Mr. Stephens has more than 35 years of government and business experience in the Asia-Pacific region. Based in Victoria, BC, Canada, he is currently Vice Chair of the Canadian Committee on Pacific Economic Cooperation (CANCPEC), Distinguished Fellow at the Asia Pacific Foundation of Canada, Executive Fellow at the School of Public Policy at the University of Calgary, Associate at the Center for Asia Pacific Initiatives at the University of Victoria, and an associate faculty member in the School of Business at Royal Roads University, Victoria, BC.
Before returning to Canada in December 2009, he was Senior Vice President (Public Policy) for Asia-Pacific for Time Warner for almost a decade, located at the company’s regional headquarters in Hong Kong.

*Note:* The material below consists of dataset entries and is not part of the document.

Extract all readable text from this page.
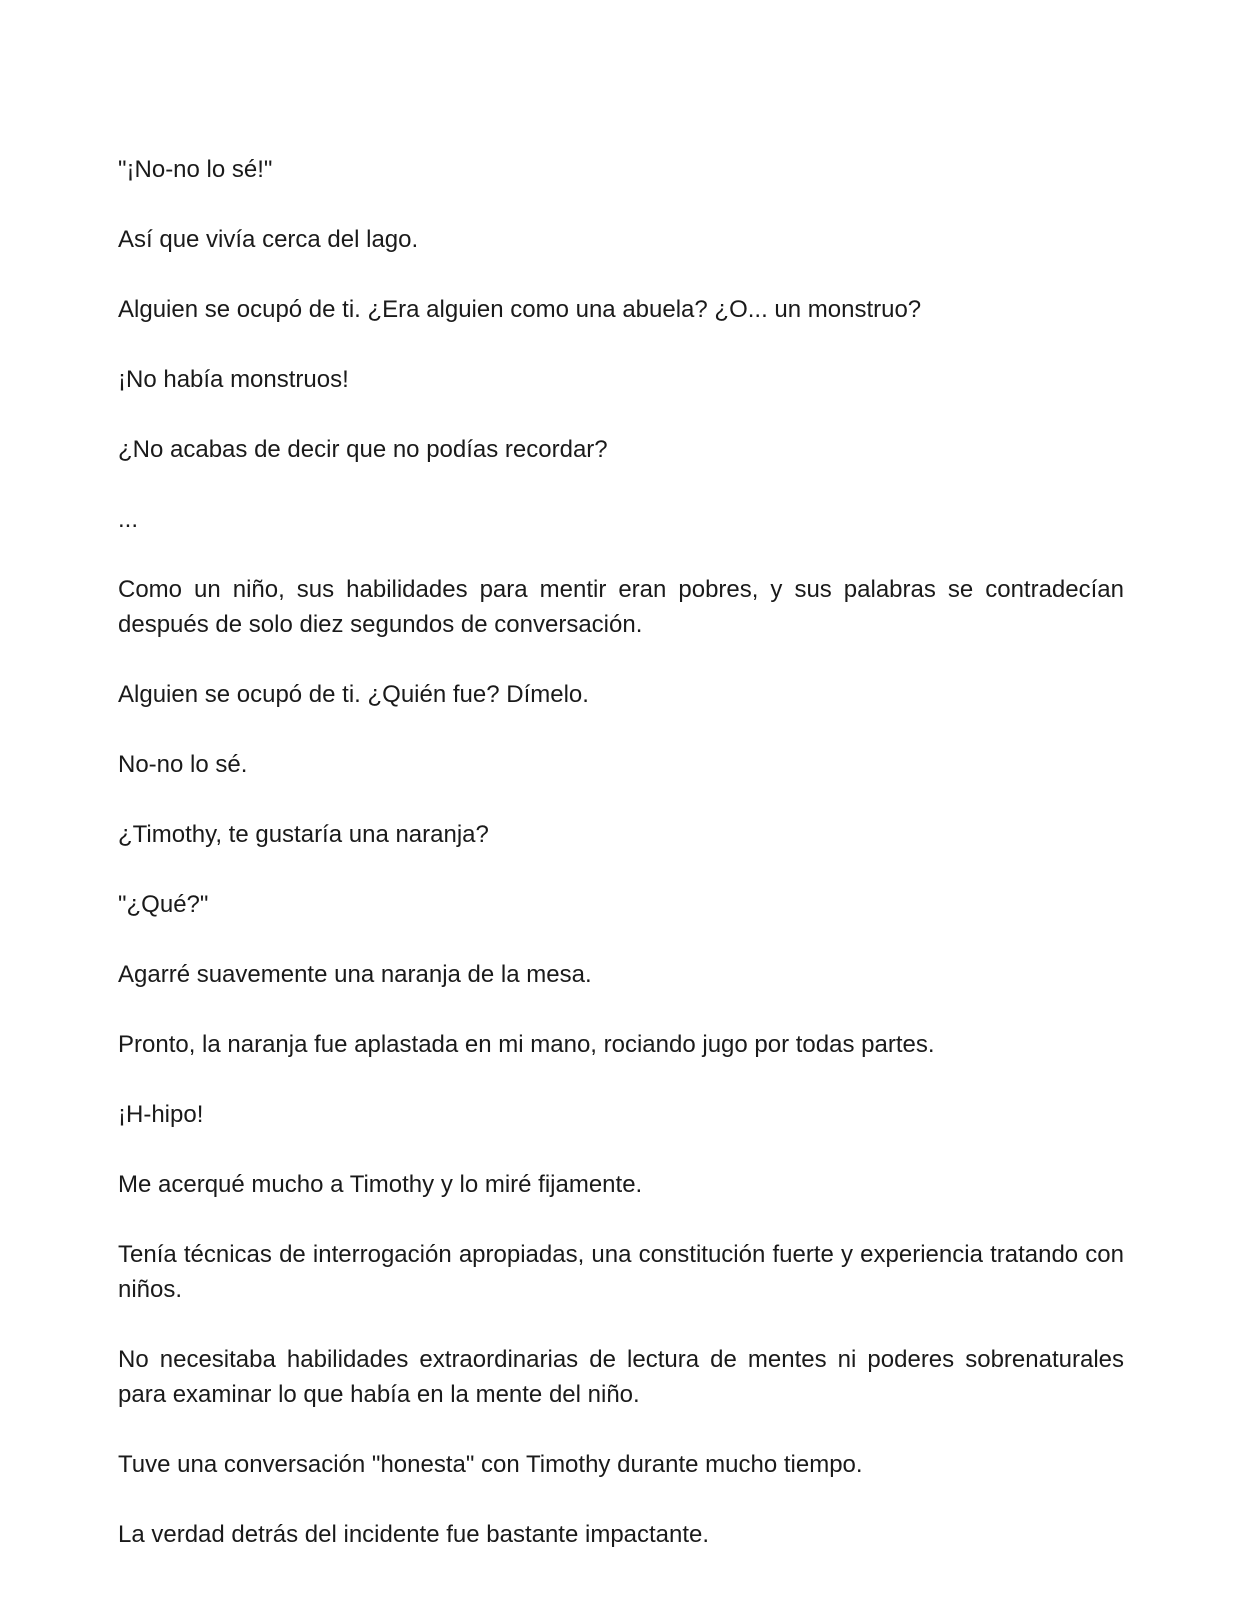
"¡No-no lo sé!"

Así que vivía cerca del lago.

Alguien se ocupó de ti. ¿Era alguien como una abuela? ¿O... un monstruo?

¡No había monstruos!

¿No acabas de decir que no podías recordar?

...

Como un niño, sus habilidades para mentir eran pobres, y sus palabras se contradecían después de solo diez segundos de conversación.

Alguien se ocupó de ti. ¿Quién fue? Dímelo.

No-no lo sé.

¿Timothy, te gustaría una naranja?

"¿Qué?"

Agarré suavemente una naranja de la mesa.

Pronto, la naranja fue aplastada en mi mano, rociando jugo por todas partes.

¡H-hipo!

Me acerqué mucho a Timothy y lo miré fijamente.

Tenía técnicas de interrogación apropiadas, una constitución fuerte y experiencia tratando con niños.

No necesitaba habilidades extraordinarias de lectura de mentes ni poderes sobrenaturales para examinar lo que había en la mente del niño.

Tuve una conversación "honesta" con Timothy durante mucho tiempo.

La verdad detrás del incidente fue bastante impactante.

In this capacity he was responsible for developing and managing the public policy strategy for Time Warner and its brands in the Asia Pacific region. He was also active on the executive board of the US Korea Business Council, the US National Center for APEC and was a Vice Chair of the Quality Brands Protection Committee, an organization of some 180 multinational companies with investments in China.
In recent years, he has written and commented extensively on Canada’s engagement with the Asia Pacific region including articles published in The Globe and Mail, Post Media, Embassy, iPolitics, The Diplomat, Open Canada and others. He currently maintains an active blog on international intellectual property issues (www.hughstephensblog.net).
Prior to joining Time Warner in 2000, Mr. Stephens spent 30 years in the Canadian Foreign Service with the Department of External Affairs, later the Department of Foreign Affairs and International Trade (DFAIT). His last Ottawa assignment was as Assistant Deputy Minister for Policy and Communications in DFAIT. He also served abroad as Canadian Representative in Taiwan, Counsellor and Charge d’affaires at the Canadian Embassies in Seoul, Korea and Islamabad, Pakistan, among a number other overseas and headquarters assignments, including service at the Canadian Embassy in Beijing and Mandarin language training in Hong Kong.
Mr. Stephens was educated at the University of British Columbia (UBC), University of Toronto and Duke University (MA), and has a Certificate in Mandarin from the Chinese University of Hong Kong.